Durrer tells Ace he’s been working the job for 23 years, and this is only the second time he’s caught a rabies-infected animal in the City. He says he often sees wildlife with distemper, which leaves them extremely weak. But rabies are a rarity, he says—at least in the City proper.

Cross over into County lines and it’s a little more common. Ace looked at the State Health Department webpage (vdh.state.va.us), which breaks down rabies cases by locality. In 2003 Albemarle had seven found rabies cases, mostly raccoons but also a bat, fox and a skunk. In 2002 there were nine cases.

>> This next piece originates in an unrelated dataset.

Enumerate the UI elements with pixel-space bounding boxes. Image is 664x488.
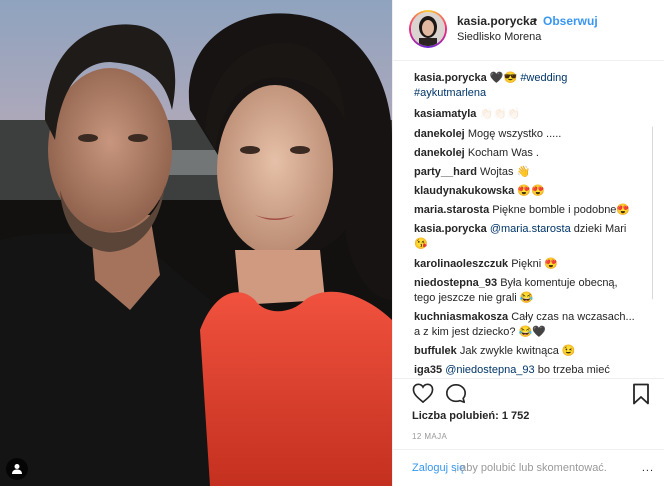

Donald Hackler, environmental health manager with the Thomas Jefferson Health District, says the disease is still fairly rare. But the health department checks up on all animal bites to make sure rabies—a virus that fatally attacks the nervous system and is transmitted by bites or through contact with infected saliva or brain tissue—is not a concern. He says the best way to protect humans is to vaccinate your pets. (Durrer says that the dog involved in the fox fight had gotten the proper shots, which means fido should be fine after a booster shot.)

Beyond that, Hackler suggests avoiding contact with wild animals. Keep an eye out for critters showing strange behavior, including extreme aggression or loping about in the daytime. That should keep your mouth-frothing encounters to a minimum.